Genetic Unmarking

Beneath empty plaques

and unmarked plots,

the misplaced dead

lie resting.

The blankness of

their generic monuments

a simple sleight of hand:

these fragmented

piles are lost,

but not forgotten.

 

Combing through ancestral

records of digital lives,

vibrant patterns emerge:

one daughter, arriving premature

atop a secluded knoll;

two lovers, wed beneath

a harvest moon;

three believers, reborn

inside a pitted font.

 

These are the memories

that lie buried beneath

the topsoil,

every unmarked plot a

weathered ‘X’ that

peaks vanishingly from

stunted branches of

ancestral foliage.

An enigma interred

beneath the decades;

its cipher concealed in

markers that cannot

escape the lineage

of their past.

An unmarked grave (Image Credit: Silar via Wikimedia Commons).

This poem is inspired by recent research, which has combined genealogy and genetics to identify potentially thousands of individuals in Québec whose remains lie in unmarked graves.

In the Canadian province of Québec, gravestones did not become the norm until the second half of the 19th century, meaning that many of the region’s cemeteries contain unmarked graves. However, Québec also possesses an incredible lineage of detailed ancestral records, dating back to the first French settlement in 1608. Catholic parish registers that include births, marriages, and burial acts, allow for a detailed genealogical reconstruction of the region, all of which is compiled in a database known as BALSAC.

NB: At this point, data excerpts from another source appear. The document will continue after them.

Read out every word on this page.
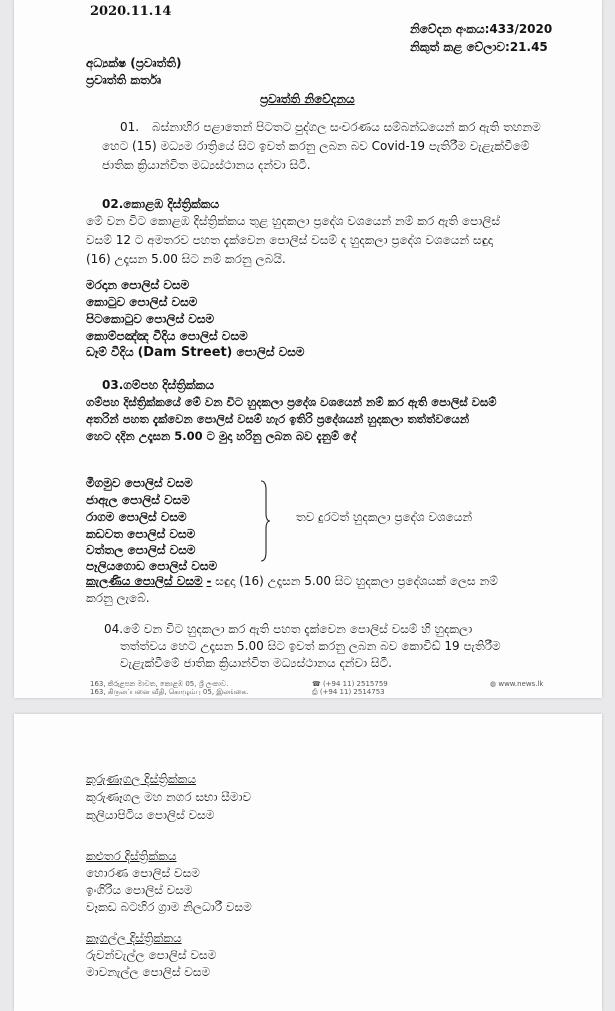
2020.11.14
නිවේදන අංකය:433/2020
නිකුත් කළ වේලාව:21.45
අධ්‍යක්ෂ (ප්‍රවෘත්ති)
ප්‍රවෘත්ති කර්තෘ
ප්‍රවෘත්ති නිවේදනය
01. බස්නාහිර පළාතෙන් පිටතට පුද්ගල සංචරණය සම්බන්ධයෙන් කර ඇති තහනම
හෙට (15) මධ්‍යම රාත්‍රියේ සිට ඉවත් කරනු ලබන බව Covid-19 පැතිරීම වැළැක්වීමේ
ජාතික ක්‍රියාන්විත මධ්‍යස්ථානය දන්වා සිටී.
02.කොළඹ දිස්ත්‍රික්කය
මේ වන විට කොළඹ දිස්ත්‍රික්කය තුළ හුදකලා ප්‍රදේශ වශයෙන් නම් කර ඇති පොලිස්
වසම් 12 ට අමතරව පහත දැක්වෙන පොලිස් වසම් ද හුදකලා ප්‍රදේශ වශයෙන් සඳුදා
(16) උදෑසන 5.00 සිට නම් කරනු ලබයි.
මරදාන පොලිස් වසම
කොටුව පොලිස් වසම
පිටකොටුව පොලිස් වසම
කොම්පඤ්ඤ වීදිය පොලිස් වසම
ඩෑම් වීදිය (Dam Street) පොලිස් වසම
03.ගම්පහ දිස්ත්‍රික්කය
ගම්පහ දිස්ත්‍රික්කයේ මේ වන විට හුදකලා ප්‍රදේශ වශයෙන් නම් කර ඇති පොලිස් වසම්
අතරින් පහත දැක්වෙන පොලිස් වසම් හැර ඉතිරි ප්‍රදේශයන් හුදකලා තත්ත්වයෙන්
හෙට දදින උදෑසන 5.00 ට මුදා හරිනු ලබන බව දැනුම් දේ
මීගමුව පොලිස් වසම
ජාඇල පොලිස් වසම
රාගම පොලිස් වසම
කඩවත පොලිස් වසම
වත්තල පොලිස් වසම
පෑලියගොඩ පොලිස් වසම
තව දුරටත් හුදකලා ප්‍රදේශ වශයෙන්
කැලණිය පොලිස් වසම - සඳුදා (16) උදෑසන 5.00 සිට හුදකලා ප්‍රදේශයක් ලෙස නම්
කරනු ලැබේ.
04.මේ වන විට හුදකලා කර ඇති පහත දැක්වෙන පොලිස් වසම් හි හුදකලා
තත්ත්වය හෙට උදෑසන 5.00 සිට ඉවත් කරනු ලබන බව කොවිඩ් 19 පැතිරීම
වැළැක්වීමේ ජාතික ක්‍රියාන්විත මධ්‍යස්ථානය දන්වා සිටී.
163, කිරුළපන මාවත, කොළඹ 05, ශ්‍රී ලංකාව.
163, கிருலப்பனை வீதி, கொழும்பு 05, இலங்கை.
☎ (+94 11) 2515759
⎙ (+94 11) 2514753
◍ www.news.lk
කුරුණෑගල දිස්ත්‍රික්කය
කුරුණෑගල මහ නගර සභා සීමාව
කුලියාපිටිය පොලිස් වසම
කළුතර දිස්ත්‍රික්කය
හොරණ පොලිස් වසම
ඉංගිරිය පොලිස් වසම
වෑකඩ බටහිර ග්‍රාම නිලධාරී වසම
කෑගල්ල දිස්ත්‍රික්කය
රුවන්වැල්ල පොලිස් වසම
මාවනැල්ල පොලිස් වසම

This new research proposed combining the BALSAC database with genetic information to potentially identify some of the inhabitants of these unmarked graves. The genetic markers that were used in this study were chosen as they are each transmitted to children by only one parent: the Y chromosome (which is passed from fathers to their sons) and mitochondrial DNA (which is passed from mothers to both their daughters and their sons). These two genetic markers are inherited with few modifications, meaning that individuals alive today have an almost identical set of markers as their ancestors who lived hundreds of years ago. In this study, the genetic markers from the exhumed remains of six bodies were compared to those of over 900 modern volunteers (all of whom were natives of Québec). The maternal and paternal genealogies were then searched in the BALSAC database for parental couples who matched the DNA markers, thereby identifying candidates from whom the remains could have originated. This approach successfully identified the parents of one of the exhumed bodies, and while greater genetic coverage and more genetic markers are required to increase both the chances of a correct match and the confidence in that result, this study demonstrates that identifying historical remains by coupling genealogical and genetic information is achievable and that it can reduce the pool from several hundreds of thousands of individuals to dozens of candidates.